Mais, il y a bien d’autres manières populaires d’en parler ! Les billets sont des fafiots, des talbins ou des biftons (M.Audiard plaçait souvent ce terme dans la bouche de Belmondo ou Gabin …). Les pièces sont des ronds, des balles, du pèze (influence espagnole ; pesette), du flouze (en arabe flus=argent), du grisbi (en Angleterre, crisby=argent), du fifrelin (en Allemagne, pfilferfing=petite monnaie), des kopecks (en Russie, c’est le centième du rouble), des pépettes (pépites d’or), des picaillons (du provençal piquar=pièces de cuivre). Nous parlons aujourd’hui de thune et de maille. Thune n’est pas un souvenir du roi Thunes de Tunis ni la survivance du nom du roi des gueux de la cour des miracles à Paris, mais un mot très ancien signifiant autrefois : aumône. Quant à maille c’était au moyen âge une monnaie, valant un demi denier, la plus petite qui puisse exister.
Bon allez, stop, et si vous contestez, de toute façon je n’aurai pas maille à partir avec vous ! (partir voulait dire partager donc partir une maille c’est comme vouloir partager une pièce d’un centime d’euro, donc vouloir partager l’impartageable et s’agissant d’argent, forcément se disputer !)

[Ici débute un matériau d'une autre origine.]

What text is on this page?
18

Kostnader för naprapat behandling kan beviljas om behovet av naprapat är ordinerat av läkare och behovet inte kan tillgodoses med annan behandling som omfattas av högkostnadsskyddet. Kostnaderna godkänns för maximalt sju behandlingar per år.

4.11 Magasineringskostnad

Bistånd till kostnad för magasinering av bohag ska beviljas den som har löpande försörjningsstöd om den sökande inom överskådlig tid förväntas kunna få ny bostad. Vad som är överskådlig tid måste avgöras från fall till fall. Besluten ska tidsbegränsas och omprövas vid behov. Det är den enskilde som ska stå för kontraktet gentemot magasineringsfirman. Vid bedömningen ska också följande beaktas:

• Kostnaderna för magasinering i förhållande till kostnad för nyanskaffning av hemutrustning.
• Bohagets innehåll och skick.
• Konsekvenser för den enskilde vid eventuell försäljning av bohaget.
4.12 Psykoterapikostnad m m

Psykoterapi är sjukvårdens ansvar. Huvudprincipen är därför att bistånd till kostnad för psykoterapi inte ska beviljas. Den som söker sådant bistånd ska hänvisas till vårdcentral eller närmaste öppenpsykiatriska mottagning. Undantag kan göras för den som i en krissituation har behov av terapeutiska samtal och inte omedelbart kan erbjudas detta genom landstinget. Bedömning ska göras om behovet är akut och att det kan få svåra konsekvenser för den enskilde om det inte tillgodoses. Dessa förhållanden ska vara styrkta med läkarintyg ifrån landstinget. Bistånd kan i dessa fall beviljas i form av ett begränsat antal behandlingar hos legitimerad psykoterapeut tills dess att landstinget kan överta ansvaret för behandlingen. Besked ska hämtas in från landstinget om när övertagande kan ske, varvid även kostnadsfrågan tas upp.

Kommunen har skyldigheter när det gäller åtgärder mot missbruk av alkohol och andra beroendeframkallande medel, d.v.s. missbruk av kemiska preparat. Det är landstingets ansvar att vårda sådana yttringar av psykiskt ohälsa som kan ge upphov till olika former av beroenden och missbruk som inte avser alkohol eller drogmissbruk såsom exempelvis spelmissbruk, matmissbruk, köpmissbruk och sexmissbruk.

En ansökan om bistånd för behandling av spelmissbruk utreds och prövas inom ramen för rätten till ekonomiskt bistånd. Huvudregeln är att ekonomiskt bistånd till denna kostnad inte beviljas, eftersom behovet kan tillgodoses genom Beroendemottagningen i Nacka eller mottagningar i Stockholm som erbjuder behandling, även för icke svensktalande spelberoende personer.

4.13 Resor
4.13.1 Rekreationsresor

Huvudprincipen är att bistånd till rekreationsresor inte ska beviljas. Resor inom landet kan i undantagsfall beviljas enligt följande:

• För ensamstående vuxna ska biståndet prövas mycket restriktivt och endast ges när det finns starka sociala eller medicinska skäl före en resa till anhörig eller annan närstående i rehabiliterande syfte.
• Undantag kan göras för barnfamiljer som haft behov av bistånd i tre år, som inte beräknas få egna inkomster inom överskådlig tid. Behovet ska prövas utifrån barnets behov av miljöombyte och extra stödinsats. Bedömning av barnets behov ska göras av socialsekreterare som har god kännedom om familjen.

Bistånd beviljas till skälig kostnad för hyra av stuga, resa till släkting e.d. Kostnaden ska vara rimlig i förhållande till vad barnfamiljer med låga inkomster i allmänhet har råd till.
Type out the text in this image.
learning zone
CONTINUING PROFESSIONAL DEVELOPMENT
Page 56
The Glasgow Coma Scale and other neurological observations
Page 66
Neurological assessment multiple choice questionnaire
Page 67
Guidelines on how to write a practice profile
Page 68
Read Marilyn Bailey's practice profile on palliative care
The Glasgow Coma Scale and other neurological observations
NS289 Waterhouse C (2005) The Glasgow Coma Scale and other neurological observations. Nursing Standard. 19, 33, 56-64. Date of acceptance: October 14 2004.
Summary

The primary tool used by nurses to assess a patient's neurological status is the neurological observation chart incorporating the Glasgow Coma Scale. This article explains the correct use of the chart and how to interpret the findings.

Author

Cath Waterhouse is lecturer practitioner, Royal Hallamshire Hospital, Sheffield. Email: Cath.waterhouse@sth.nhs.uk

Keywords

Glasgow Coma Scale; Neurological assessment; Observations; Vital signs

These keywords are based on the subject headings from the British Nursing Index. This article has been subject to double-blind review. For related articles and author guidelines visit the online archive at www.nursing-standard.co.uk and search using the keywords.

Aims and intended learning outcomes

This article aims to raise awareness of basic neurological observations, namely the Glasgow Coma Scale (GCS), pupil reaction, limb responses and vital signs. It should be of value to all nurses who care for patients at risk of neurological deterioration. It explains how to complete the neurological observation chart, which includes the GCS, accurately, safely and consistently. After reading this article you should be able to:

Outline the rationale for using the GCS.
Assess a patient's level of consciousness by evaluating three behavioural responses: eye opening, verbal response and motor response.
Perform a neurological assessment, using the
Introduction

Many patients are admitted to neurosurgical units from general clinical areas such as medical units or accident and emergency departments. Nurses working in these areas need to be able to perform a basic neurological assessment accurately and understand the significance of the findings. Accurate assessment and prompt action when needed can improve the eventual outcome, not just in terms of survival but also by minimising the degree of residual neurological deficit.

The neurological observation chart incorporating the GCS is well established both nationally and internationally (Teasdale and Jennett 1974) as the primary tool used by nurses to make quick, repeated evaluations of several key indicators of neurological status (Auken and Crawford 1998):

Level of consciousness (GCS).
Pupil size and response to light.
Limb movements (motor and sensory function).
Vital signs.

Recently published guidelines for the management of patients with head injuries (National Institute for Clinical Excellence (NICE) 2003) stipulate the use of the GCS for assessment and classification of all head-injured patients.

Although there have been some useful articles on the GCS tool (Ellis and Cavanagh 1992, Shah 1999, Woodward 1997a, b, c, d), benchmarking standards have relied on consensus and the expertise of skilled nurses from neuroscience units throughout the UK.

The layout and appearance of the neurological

5-Plein aux as : Dans l’antiquité romaine, un as était une petite pièce en cuivre de peu de valeur. Lorsqu’on avait une grosse somme sous forme d’as, on en remplissait des chariots de pièces. On était donc ‘pleins aux as’ !

6-Faire la manche : au Moyen-âge, les gentes dames offraient une manche de leur habit au chevalier qui se battait pour elles dans les tournois (Plus tard, une chanteuse offrira sa petite culotte à ses fans !). Comme c’était un cadeau fait lors d’un spectacle, les saltimbanques s’en emparèrent et donnèrent au mot manche le sens de quête. C’est pourquoi, aujourd’hui, les chanteurs de rues, les cracheurs de feu ‘font la manche’ en échange de leurs prestations. Cette expression ne peut pas s’appliquer à ceux qui réclament de l’argent dans la rue, le métro, le RER, sans fournir de spectacle.

7– A l’œil : au XVIIIème siècle, on ne pouvait payer à crédit que si l’on avait belle apparence, mine avenante et riche habillement ? C’était à l’œil que le créancier se faisait une opinion sur la chance qu’il avait de récupérer son fonds. Il a sans doute suffi que quelques malins ne rendent jamais le radis prêté pour que « à l’œil » prenne la signification de gratuité !

8-Carambistouilles : propos anodins et trompeurs, fariboles, bêtises.

9-Barguiner : ce mot s’emploie lorsqu’on hésite « Allons-y, ne barguinons pas ».